7/10
Pygmy Place
19 May 2020
Warning: Spoilers
Dorothy Kingsley got hold of some Industrial-Strength gossamer, dipped a quill in it and fabricated this yarn an amoeba with learning difficulties. Surrender to it, however, and it's a minor charmer with a quirky cast and some clever lyrics that Leo Robin couldn't find room for in Gentlemen Prefer Blondes. Robert Keith, road-testing his patriarch for Young At Heart, a judge who mows his own lawn and does his sentencing in his dining room, gives Farley Granger 30 days for speeding through Duck Creek, a wide part in the road. Granger is with Broadway hoofer Ann Miller, ostensibly they are eloping but that doesn't stop Miller dashing back to Broadway (Duck Creek is in Connecticut) to do her big number. Gaoler Chill Wills thinks he's still playing Mr. Neely in Meet Me In St Louis and judges wife Fay Wray seems to miss King Kong. S.Z. Zackall owns a department store that wouldn't be out of place on Madison Avenue in a town with a population of 4,000 souls. Zackall has a son, Bobby Van, a highly accomplished song-and-dance man who aspires to play on Broadway though it never occurs to him to take a bus there while Zackall wants to see sonny boy shackled to judges daughter, jane Powell.

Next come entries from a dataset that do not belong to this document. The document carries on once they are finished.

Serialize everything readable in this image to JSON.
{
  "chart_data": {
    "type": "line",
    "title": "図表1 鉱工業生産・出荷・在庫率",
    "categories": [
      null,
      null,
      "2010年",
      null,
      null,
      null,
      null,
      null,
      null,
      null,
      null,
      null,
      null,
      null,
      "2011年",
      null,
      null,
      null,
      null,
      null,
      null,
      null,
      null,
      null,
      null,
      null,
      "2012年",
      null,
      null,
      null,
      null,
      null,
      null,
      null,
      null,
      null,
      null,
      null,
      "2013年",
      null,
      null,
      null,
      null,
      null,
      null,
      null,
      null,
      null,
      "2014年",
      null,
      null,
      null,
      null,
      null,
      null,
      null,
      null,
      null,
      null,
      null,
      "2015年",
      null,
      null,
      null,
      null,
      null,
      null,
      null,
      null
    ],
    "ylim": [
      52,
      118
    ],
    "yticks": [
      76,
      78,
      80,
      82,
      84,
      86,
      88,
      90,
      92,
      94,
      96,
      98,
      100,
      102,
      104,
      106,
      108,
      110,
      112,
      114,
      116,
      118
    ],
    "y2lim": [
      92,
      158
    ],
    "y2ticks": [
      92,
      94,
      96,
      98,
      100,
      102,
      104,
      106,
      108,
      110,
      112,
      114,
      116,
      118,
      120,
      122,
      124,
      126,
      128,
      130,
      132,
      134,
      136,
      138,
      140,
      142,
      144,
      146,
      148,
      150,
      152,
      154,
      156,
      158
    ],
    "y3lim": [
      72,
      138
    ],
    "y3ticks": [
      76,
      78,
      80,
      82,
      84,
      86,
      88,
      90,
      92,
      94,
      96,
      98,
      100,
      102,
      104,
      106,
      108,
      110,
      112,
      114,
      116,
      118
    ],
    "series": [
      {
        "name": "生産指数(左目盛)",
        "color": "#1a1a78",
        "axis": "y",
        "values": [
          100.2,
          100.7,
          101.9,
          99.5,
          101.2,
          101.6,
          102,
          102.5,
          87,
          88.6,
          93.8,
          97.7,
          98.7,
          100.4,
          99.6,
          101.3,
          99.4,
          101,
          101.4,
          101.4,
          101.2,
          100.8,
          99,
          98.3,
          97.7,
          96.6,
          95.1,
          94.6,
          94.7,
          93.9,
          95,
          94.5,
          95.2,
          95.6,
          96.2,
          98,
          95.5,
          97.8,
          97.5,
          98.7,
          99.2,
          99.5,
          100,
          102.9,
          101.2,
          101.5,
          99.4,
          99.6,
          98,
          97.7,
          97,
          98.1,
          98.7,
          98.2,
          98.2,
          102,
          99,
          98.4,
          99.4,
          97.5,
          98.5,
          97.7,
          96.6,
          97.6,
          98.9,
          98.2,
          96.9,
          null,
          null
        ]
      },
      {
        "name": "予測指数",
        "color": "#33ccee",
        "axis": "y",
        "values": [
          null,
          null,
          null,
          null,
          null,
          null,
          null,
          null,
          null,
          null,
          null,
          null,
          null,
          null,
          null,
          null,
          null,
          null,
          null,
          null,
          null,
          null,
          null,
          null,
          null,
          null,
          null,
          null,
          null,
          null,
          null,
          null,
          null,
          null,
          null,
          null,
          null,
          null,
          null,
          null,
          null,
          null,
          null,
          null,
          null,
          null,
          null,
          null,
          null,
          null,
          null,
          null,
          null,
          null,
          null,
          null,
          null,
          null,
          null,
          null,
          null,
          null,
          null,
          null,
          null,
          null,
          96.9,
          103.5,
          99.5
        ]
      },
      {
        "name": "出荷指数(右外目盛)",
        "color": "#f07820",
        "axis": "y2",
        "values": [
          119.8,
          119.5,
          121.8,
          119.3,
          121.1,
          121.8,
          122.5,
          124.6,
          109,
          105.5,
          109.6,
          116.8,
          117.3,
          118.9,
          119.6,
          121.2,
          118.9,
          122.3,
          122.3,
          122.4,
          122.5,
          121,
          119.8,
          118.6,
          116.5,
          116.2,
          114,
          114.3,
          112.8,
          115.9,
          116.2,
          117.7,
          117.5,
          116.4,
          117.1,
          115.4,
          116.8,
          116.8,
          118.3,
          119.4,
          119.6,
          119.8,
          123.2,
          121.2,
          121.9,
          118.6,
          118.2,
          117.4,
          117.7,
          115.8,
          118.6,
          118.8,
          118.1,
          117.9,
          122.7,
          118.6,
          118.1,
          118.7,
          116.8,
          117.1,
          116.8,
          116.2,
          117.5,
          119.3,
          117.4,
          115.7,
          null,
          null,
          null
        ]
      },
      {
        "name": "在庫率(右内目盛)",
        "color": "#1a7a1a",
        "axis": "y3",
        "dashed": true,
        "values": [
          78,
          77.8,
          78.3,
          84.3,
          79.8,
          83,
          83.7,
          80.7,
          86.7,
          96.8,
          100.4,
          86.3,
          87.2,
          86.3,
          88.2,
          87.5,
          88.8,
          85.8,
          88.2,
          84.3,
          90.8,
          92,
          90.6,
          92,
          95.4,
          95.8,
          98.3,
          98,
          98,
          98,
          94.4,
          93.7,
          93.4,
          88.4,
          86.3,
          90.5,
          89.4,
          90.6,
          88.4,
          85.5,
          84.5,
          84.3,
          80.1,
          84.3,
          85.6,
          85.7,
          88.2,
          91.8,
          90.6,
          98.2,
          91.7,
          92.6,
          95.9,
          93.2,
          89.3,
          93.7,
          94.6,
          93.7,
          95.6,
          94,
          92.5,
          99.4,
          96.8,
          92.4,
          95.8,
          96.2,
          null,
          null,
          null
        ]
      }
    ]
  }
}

Granger has a parent tooo, Billie Burke, aka Glinda the 'nice' witch from The Wizard of Oz. This somewhat eclectic mix fits where it touches and includes some good numbers, arguably - this WAS 1953 - among the last of the melodic melody/literate lyric school. In my case there were two major faults with MGM, Kathryn Grayson and Jane Powell, technically there were three but Jeannette MacDonald was before my time, but despite my aversion to the soprano voice I found this easy to take.